Global food prices rose for a second month in February on higher costs for cereals, cooking oils and sugar, according to the United Nations Food and Agriculture Organization.
Agthia is restricted in how much of higher commodity costs it can pass on to consumers by a food price control policy in the UAE that keeps the cost of 400 food products capped and relatively low. But Agthia is showing investors it has plans to overcome these obstacles.
Last week it completed its 100 per cent acquisition of Pelit Su, a spring water business based in Turkey. Ilias Assimakopoulos, the Agthia chief executive, said the Turkish operation would be used to expand Agthia's footprint in higher-margin, premium spring water, targeting not only Turkey but other countries.
Analysts at NBK Capital expect Agthia to focus more on adding premium and value-added products to its portfolio to enhance its pricing power.
As well as the acquisition of Pelit Su, Agthia has launched a Chiquita Tropicals juice range and Yoplait dairy products.
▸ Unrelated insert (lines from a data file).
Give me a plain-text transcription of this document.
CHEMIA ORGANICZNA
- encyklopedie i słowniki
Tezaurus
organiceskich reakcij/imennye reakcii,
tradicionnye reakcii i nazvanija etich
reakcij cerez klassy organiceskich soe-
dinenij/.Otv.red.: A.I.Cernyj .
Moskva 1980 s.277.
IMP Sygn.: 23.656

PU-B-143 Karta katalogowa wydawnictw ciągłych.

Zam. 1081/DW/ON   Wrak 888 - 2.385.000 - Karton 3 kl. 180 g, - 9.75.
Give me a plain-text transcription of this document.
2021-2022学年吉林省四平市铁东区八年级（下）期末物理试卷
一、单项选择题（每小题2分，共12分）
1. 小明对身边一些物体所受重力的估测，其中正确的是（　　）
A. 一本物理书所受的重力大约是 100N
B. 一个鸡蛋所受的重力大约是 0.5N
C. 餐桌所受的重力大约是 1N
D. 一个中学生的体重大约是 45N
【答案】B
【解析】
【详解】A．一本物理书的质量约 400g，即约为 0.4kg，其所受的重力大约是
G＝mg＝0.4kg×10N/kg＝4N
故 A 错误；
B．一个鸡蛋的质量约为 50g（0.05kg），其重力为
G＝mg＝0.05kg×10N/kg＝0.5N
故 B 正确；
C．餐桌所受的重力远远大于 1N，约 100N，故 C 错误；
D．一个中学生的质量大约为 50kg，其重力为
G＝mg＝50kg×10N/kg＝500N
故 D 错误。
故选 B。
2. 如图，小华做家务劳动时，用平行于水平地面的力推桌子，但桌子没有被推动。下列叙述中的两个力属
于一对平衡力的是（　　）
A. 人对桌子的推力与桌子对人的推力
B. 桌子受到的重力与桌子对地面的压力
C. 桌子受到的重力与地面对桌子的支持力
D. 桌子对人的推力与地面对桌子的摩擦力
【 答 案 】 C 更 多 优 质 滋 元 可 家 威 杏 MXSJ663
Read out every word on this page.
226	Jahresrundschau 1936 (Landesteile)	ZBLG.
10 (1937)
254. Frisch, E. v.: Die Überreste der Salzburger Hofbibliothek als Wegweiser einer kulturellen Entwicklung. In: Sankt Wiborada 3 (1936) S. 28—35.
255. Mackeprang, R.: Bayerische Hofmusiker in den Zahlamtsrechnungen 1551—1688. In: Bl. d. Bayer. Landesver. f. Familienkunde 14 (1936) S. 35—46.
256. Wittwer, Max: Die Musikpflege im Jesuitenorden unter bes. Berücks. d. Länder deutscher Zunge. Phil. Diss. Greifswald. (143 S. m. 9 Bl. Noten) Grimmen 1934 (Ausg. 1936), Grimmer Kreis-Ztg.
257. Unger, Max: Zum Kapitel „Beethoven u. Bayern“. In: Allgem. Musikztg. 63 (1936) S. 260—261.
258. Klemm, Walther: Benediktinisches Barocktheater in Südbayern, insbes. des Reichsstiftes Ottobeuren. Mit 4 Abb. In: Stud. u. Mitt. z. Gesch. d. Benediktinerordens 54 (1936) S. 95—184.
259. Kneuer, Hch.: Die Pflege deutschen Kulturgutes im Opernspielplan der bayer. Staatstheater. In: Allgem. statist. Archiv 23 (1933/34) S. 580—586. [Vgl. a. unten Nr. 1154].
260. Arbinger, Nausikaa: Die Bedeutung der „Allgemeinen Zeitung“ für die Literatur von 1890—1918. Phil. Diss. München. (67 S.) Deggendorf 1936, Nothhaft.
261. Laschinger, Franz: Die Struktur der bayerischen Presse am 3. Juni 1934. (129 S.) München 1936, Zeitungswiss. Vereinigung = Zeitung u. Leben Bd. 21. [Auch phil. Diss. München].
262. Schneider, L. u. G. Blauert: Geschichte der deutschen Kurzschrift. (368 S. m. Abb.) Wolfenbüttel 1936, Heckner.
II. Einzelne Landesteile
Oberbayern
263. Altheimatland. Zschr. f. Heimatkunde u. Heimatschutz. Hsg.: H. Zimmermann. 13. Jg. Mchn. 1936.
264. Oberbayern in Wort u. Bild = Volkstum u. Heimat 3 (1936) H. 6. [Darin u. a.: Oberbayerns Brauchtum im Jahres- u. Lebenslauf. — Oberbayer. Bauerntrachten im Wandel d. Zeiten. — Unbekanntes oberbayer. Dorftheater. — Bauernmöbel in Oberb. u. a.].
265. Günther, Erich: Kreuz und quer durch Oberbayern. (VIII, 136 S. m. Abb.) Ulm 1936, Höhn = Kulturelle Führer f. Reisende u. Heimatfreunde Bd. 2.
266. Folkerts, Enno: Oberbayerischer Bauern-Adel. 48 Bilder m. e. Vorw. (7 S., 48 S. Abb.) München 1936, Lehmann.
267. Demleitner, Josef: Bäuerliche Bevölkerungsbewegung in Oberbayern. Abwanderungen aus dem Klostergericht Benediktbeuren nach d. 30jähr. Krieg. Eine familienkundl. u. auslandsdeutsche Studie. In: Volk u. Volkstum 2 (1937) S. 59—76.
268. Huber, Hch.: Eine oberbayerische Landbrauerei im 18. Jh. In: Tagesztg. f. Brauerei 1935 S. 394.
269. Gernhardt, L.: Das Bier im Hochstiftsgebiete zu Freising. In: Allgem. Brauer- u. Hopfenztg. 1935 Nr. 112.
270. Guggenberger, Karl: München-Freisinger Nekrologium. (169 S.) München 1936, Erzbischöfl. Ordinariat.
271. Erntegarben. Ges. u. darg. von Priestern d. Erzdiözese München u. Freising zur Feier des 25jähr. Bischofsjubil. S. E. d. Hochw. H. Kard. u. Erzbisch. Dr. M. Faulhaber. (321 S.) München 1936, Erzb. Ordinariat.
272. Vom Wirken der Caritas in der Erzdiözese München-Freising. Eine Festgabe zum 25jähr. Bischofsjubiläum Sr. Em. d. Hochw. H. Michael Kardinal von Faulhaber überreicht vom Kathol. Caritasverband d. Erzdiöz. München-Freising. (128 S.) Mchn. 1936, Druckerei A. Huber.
The group has also had operations in Egypt since 2009.
Agthia's bottom line for the fourth quarter last year came in broadly as analysts expected. At Dh27 million, profit was down 27 per cent year on year. Revenue rose 12 per cent compared with a year earlier to Dh303m.
The company also reported that income earned directly from its business operations during the quarter was Dh27m, slightly beating profitability expectations by NBK. The company's profit margin was 8.9 per cent.
For all of last year, revenue grew 14 per cent to Dh1.14 billion, while profit fell 25 per cent to Dh86m, largely driven by higher commodity prices. Volatility in international commodity prices remains the key risk for the company's margin progression in future.